As you think of self-hosted vs SaaS, all of these might add up and you start asking yourself: sure it might be hard to convince Infosec to adopt a SaaS solution, but is it really harder than trying to make a self-hosted solution compatible with existing infrastructure?
The Codeium solution
As you probably guessed, we have heard all of these, and have solved all of them already. For just some of the things we have done: we allow you to pull images locally and push into an internal container registry, we provide downloadable versions of our extensions, we work directly with read access tokens from all source code management tools, etc. We also have experience working across a very broad range of GPU SKUs, and so we will never force you into very specific configurations - we are quite adept at working with what you have.
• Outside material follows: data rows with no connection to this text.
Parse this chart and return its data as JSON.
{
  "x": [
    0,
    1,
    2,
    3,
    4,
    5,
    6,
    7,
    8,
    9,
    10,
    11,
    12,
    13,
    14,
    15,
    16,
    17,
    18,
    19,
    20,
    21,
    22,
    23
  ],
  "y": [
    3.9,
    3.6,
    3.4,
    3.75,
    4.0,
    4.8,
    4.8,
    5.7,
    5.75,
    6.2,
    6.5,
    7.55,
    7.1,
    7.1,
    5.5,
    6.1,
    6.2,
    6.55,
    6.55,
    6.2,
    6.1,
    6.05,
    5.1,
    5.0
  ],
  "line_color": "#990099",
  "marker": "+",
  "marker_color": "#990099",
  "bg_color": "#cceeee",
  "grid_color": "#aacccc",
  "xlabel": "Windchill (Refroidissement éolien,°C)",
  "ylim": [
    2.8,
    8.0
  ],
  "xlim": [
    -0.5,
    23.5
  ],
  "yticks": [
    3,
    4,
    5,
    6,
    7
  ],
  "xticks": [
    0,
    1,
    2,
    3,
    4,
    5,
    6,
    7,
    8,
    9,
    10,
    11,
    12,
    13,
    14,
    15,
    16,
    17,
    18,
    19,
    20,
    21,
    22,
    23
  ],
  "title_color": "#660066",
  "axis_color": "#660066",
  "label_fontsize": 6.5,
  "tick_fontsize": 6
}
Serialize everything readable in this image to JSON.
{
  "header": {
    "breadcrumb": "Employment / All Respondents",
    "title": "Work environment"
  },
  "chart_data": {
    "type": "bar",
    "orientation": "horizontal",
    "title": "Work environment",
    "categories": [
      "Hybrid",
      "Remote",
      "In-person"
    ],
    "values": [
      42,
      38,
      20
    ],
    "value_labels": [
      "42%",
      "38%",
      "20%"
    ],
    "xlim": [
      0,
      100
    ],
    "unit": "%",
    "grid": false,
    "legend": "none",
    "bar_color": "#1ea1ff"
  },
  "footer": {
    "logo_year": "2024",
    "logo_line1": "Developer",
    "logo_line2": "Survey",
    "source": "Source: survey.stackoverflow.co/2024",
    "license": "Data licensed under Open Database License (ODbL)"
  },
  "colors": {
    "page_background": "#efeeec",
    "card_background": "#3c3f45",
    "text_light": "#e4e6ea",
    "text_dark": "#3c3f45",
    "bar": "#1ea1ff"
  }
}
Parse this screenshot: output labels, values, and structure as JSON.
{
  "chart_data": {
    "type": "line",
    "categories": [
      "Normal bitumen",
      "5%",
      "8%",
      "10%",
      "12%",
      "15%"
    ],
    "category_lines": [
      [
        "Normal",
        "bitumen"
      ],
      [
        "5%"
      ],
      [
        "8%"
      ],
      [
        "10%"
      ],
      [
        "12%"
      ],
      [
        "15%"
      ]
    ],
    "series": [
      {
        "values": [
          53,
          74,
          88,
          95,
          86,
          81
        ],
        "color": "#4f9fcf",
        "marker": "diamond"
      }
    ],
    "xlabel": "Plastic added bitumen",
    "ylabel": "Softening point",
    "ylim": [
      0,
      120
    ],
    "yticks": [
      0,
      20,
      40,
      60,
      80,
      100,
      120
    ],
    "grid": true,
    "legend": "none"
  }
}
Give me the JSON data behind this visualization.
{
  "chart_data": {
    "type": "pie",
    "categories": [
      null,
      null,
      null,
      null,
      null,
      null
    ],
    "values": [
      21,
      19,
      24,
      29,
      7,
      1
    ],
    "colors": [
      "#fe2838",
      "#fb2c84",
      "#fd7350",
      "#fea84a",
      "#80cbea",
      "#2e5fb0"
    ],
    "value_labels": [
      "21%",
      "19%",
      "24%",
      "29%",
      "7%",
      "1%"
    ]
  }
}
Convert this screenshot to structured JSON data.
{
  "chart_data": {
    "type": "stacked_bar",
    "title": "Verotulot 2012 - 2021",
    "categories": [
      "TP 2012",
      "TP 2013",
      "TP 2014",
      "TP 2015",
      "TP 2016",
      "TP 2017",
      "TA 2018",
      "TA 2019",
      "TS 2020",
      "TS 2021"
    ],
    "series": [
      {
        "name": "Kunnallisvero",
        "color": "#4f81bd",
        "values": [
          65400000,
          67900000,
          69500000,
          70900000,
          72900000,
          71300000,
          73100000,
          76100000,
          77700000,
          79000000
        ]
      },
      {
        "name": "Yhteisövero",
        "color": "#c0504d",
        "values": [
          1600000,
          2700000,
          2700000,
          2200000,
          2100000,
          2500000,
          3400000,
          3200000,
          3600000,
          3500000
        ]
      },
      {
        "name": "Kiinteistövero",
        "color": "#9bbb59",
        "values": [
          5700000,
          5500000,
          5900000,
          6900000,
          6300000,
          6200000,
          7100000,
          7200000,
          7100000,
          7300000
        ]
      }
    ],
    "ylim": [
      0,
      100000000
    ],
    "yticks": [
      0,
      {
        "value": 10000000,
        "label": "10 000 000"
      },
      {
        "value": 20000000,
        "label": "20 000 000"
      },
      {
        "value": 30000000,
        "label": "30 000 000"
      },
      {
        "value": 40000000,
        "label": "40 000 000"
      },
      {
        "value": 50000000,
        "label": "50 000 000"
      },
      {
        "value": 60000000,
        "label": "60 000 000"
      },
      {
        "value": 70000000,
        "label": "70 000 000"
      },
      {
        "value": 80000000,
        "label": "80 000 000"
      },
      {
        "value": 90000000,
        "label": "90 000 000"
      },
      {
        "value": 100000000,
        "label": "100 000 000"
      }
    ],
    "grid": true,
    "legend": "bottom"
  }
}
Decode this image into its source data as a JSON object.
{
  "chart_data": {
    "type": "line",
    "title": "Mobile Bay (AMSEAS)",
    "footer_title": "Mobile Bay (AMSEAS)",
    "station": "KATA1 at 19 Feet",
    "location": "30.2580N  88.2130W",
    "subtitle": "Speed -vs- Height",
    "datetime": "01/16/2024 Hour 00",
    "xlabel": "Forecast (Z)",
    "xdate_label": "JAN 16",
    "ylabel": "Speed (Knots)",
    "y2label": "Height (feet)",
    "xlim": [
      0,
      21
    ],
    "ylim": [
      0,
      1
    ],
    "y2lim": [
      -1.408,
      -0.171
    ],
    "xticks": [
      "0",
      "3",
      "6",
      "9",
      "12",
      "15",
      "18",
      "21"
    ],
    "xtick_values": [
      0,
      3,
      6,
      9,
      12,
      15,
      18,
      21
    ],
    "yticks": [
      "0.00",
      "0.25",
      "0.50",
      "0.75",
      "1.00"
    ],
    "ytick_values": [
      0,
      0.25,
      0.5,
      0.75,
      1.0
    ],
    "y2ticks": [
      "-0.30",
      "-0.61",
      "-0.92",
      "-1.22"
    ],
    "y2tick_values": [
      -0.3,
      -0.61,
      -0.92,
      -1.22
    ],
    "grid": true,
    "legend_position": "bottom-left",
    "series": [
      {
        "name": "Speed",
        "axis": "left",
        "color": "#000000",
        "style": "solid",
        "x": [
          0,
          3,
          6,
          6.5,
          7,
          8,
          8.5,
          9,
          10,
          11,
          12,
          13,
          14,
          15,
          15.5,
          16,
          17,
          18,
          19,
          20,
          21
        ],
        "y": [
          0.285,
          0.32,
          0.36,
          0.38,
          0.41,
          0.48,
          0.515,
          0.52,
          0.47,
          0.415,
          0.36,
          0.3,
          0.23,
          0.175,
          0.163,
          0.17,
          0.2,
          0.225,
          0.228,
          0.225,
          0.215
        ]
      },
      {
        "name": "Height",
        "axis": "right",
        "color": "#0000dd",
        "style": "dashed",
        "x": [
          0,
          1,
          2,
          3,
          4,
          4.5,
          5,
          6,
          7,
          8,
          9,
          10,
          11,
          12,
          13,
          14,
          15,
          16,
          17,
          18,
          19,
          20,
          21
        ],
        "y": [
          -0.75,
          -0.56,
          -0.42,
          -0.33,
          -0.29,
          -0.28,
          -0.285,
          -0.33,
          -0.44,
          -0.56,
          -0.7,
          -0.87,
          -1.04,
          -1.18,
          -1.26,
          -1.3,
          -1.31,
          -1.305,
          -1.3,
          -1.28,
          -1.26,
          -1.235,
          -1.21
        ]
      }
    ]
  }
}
The point here is that we understand these issues and have had multiple years working on simplifying the deployment process and working in unique environments. Believe us, we’ve seen most everything, and if there is something truly unique about your setup, we are the team to address those issues.
Of course, all of this is talk. The best feedback we can get on our deployment process is from our actual enterprise customers:
- Oh wow, this was way simpler than we expected
- This went much more smoothly than your other competitors
- I really like working with the Codeium team. If there is an issue, I can just ask people who know the solution and they respond quickly
Now, of course there are caveats to self-hosting, just as there are with SaaS. There is indeed often a bit of a lag between when features are available on SaaS and when they have been properly packaged for self-hosting. And the licensing cost of self-hosting is a bit more than SaaS as it requires more effort and support from our end, and the hardware cost, while optimized, still only really starts making sense on the order of a couple hundreds of developers to amortize nicely. The self-hosted solution is still more work and more expensive than SaaS, but the point we are trying to make is that the gap is just not as long as the general opinion may be.
We don’t want to say self-hosting is the right solution for everyone. In fact, our SaaS plan is probably the right plan for many companies. But that doesn’t necessarily mean that our SaaS plan is the right plan for everyone. If you self-host your code for security reasons, you should probably use our self-hosted product. There’s no point to compromise on your security posture just to benefit from generative AI. Especially if you are in a highly secure and compliant industry, such as defense, finance, or healthcare, a self-hosted solution is likely the one that actually matches your requirements.
And if you are ever unsure which plan is right for you, we are always happy to talk. Contact us if you are unsure which plan is right for you - they are both great!
(1) The GPU is the expensive part. All of the other requirements on RAM, storage, etc are quite minimal. Network costs are also very small since only small amounts of textual data are transmitted on any inference call.